廊下、教室、図書館。教員室での撮影では、広樹は先生たちにも指示を出している。「はい、カットー。先生演技カタいよ、もう1回」と指示を出す広樹の笑顔。

○法政二中高の校舎外観
一般客や女子高生で溢れている。玄関の看板には、〈1999年度二高祭・二高文化祭〉と書いてある。

○特別棟の教室
模造紙の垂れ幕で〈2年2組 映画ファイナルドラフト〉と書いてあるが…お客は誰もいない。親っぽい人が、受付の長机で暇そうに菓子パンを食べている生徒に声をかける。「この映画もう観られないんですか?」生徒は答える。「すんません、まだ編集中っす」親っぽい人はがっかりして去っていく。生徒はばつが悪そうに親っぽい人を見送ると、向かいの部屋に歩いていき、ドアをノックする。ドアには〈編集室〉と書いてある。「ほらないー!」

○編集室の中
ドアノブががたがた回されているが、開かない。内側から鍵が閉まっている。向こうから声が聞こえる。「出てこいってー、もういいからさー」。その部屋にはビデオデッキやテレビモニターがたくさんあって、配線でつながれている。編集卓につっぷして号泣しいている生徒の後ろ姿。校内放送が聞こえてくる。「1999年度二高祭・二中祭は、間もなく午後4時で、終了です。ご来場いただき、まことにありがとうございました…」

放送の声が小さくなっていく、画面は黒くフェードアウト。

○中学2年2組の教室・昼
広樹が教壇に立ってみんなに頭を下げている。みんなは「どんまいどんまい」と、優しい態度。責めるやつはいない。チャイムが鳴り、みんなが教室から出ていく。生気がない広樹が、先生に謝る。「1週間も学校休んで、すいませんでした。僕はもう映画監督を引退します。二度とつくりません」先生は少し笑って、広樹の肩に手をやり、鍵を渡す。鍵には〈編集室〉と書いてある。驚き、顔をあげる広樹に先生は優しく言う。
「洞内くん、完全版つくろうよ」

○編集室のモンタージュ
広樹が他の生徒と一緒に、配線を変えたり、編集卓を操作したり、VHSテープを入れ替えたりしている映像が重なっていく。編集卓にはいろんな映画のサウンドトラックCDと、B'zのベストアルバムがおいてある。熱心に編集卓をいじっている広樹。画面はフェードアウト。

○中学2年2組の教室・内
生徒のかわりに保護者たちが椅子に座って、天井のスミ、ある1点を観ている。天井にぶらさがる、テレビである。スタッフロールと共にB’zの『さまよえる蒼い弾丸』が流れ終わると、保護者たちは、いちおう拍手する。教壇の前に広樹と先生が立っている。先生「というわけでまぁ文化祭には間に合わなかったんですが、ついにこのクラスの映画が完成しました。ご鑑賞ありがとうございました」広樹も深く頭を下げる。広樹の母、まわりの保護者に頭を下げまくっている。

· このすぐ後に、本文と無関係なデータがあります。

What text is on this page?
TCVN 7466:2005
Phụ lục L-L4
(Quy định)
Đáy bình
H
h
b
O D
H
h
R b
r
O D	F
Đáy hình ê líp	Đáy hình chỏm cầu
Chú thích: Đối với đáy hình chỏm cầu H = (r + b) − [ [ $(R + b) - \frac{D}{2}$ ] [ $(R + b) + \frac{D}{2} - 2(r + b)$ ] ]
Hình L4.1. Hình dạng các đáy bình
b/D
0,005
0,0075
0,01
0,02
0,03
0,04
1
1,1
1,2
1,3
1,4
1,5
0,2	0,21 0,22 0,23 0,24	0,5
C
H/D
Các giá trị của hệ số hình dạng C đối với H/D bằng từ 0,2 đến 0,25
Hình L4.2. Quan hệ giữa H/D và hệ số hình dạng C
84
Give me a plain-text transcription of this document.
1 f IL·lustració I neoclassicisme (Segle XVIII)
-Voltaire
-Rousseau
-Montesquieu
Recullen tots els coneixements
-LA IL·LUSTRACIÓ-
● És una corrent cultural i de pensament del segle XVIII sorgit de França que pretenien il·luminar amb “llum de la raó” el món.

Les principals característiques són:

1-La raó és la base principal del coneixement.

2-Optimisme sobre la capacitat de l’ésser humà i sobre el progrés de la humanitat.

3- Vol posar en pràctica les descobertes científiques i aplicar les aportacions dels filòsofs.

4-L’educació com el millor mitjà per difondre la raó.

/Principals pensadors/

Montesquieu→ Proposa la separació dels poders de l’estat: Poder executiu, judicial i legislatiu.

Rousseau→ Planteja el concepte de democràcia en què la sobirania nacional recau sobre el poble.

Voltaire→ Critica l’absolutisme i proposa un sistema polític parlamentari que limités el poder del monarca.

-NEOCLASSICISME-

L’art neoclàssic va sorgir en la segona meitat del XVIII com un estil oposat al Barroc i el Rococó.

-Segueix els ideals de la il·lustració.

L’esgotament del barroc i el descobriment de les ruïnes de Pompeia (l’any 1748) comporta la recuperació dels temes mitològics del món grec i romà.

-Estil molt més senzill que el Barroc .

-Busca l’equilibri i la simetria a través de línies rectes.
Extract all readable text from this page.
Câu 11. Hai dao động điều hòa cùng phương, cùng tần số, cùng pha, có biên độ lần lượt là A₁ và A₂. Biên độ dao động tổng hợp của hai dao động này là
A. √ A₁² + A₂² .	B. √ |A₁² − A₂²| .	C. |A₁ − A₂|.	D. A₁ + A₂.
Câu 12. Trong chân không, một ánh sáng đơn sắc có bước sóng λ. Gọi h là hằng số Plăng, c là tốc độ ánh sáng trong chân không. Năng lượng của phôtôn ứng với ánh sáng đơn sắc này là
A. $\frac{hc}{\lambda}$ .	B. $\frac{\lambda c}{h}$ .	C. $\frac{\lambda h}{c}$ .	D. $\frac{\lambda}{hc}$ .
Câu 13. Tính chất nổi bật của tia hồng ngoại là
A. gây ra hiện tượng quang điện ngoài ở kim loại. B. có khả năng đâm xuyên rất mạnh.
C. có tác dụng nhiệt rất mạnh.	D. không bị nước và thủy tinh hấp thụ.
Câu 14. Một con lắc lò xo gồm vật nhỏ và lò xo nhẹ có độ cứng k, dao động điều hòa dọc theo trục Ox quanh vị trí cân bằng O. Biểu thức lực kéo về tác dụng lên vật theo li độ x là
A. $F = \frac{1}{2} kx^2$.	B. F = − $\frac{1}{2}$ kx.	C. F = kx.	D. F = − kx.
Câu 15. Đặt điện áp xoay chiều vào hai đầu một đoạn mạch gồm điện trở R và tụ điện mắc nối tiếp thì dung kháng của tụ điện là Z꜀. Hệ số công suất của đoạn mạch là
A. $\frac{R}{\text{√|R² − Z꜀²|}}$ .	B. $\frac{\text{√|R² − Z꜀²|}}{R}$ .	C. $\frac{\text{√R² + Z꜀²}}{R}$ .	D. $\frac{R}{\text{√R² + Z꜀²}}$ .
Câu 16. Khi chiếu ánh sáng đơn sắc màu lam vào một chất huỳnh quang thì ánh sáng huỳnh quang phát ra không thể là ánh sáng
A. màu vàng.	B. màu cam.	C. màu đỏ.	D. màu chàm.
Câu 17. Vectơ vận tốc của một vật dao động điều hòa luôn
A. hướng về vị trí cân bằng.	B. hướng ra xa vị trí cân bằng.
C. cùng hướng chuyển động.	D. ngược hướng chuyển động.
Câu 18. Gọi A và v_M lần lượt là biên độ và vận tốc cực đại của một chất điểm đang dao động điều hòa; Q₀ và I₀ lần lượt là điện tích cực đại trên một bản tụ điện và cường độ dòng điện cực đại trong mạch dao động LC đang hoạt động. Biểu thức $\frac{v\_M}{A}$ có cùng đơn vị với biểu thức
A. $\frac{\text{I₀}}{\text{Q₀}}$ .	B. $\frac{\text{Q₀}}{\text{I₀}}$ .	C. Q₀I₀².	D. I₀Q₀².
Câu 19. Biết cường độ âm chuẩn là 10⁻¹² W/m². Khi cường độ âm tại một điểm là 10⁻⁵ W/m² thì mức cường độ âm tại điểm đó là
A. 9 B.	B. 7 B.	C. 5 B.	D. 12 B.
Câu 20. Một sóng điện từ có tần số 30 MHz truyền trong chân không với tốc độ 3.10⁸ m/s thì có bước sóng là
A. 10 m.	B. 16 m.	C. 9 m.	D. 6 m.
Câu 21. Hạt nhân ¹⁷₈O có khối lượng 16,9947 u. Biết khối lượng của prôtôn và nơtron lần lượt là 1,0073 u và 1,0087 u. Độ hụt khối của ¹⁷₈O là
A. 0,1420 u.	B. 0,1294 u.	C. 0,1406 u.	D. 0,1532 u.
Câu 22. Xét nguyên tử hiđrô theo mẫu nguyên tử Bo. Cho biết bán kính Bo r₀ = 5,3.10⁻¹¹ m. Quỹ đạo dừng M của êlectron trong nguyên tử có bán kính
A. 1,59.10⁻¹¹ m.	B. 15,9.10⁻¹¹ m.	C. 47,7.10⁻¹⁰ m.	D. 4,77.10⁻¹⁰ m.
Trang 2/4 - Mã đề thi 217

カメラは飛んでいくように教室を出ていく。敷地を抜け、小杉門前へ。枯れた木々はいつのまにか桜の花が満開になっている。いつのまにか学生たちも溢れている。アメフト、サッカー、剣道など体連はそれぞれのユニフォームを着て、歌舞伎町の客引きばりにビラを配っている。制服姿の文連の生徒たちは、部の旗を持ってひかえめに勧誘している。
正門の看板には〈2001年度 法政二高入学式〉と書いてある。
その人混みの中をかき分けるように、高校生になった広樹が走って抜けて、校舎に入っていく。

○高校教員室前
広樹がノックして、入る。「1年3組洞内広樹です。映画部の顧問の先生いますか」別の先生に「あそこ」と指示された席へ向かっていくと、定年間近のおじいちゃん先生がいる。広樹が声をかける。「今日入学した1年の洞内です。先生。映画研究部は勧誘やらないんですか?」おじいちゃん先生は答える。「映研はしばらく部員がいなくてね、今年いっぱいで私の定年とともに廃部にするんだよ」広樹は驚いて「は?僕入部しますよ!」「でも誰もいないよ」「僕が部長になりますって!」「わかったわかった、じゃあ部室へ案内するよ」おじいちゃん先生は鍵を持って立ち上がる。

○部室棟
おじいちゃん先生と広樹は薄暗い階段を登って、廊下に出る。部活名の表札がついた簡易なドアがたくさん並んでいる。科学部、鉄道研究部、文芸部…中からは学生たちの声がするが、ひと部屋だけ声が聞こえてこない部屋がある。ドアの表札には…〈映画研究部〉。「ここだよ」と言っておじいちゃん先生が鍵をまわし、ドアを開け、広樹が中に入る。「うおー…」6畳間くらいの、縦長な部屋。8ミリフィルムの上映機と、フィルム缶がほこりをかぶっている。書類もたくさん。机が1つ、椅子が何個か。おじいちゃん先生がいろいろ説明してくれるが、耳に入ってこない様子の広樹はせまい部室内を歩き回っていろいろ見ている。奥の長机には、ブラウン管テレビとビデオデッキ。横にはVHSテープも積まれている。広樹は1本のテープを見つけ、取る。ラベルには〈ナトナエル〉と書いてある。広樹は「おれなら、もっとおもしろい映画つくれる…」とつぶやき、おじいちゃん先生を振り返り、言う。「先生、3年で全国へ行きますから」おじいちゃん先生はにこにこと「おお、頼もしいな。じゃ、鍵返しといてくれよ」と言って、部屋を出る。廊下に出たおじいちゃん先生は「映画ってインターハイあるのかな…」とつぶやきながら去っていく。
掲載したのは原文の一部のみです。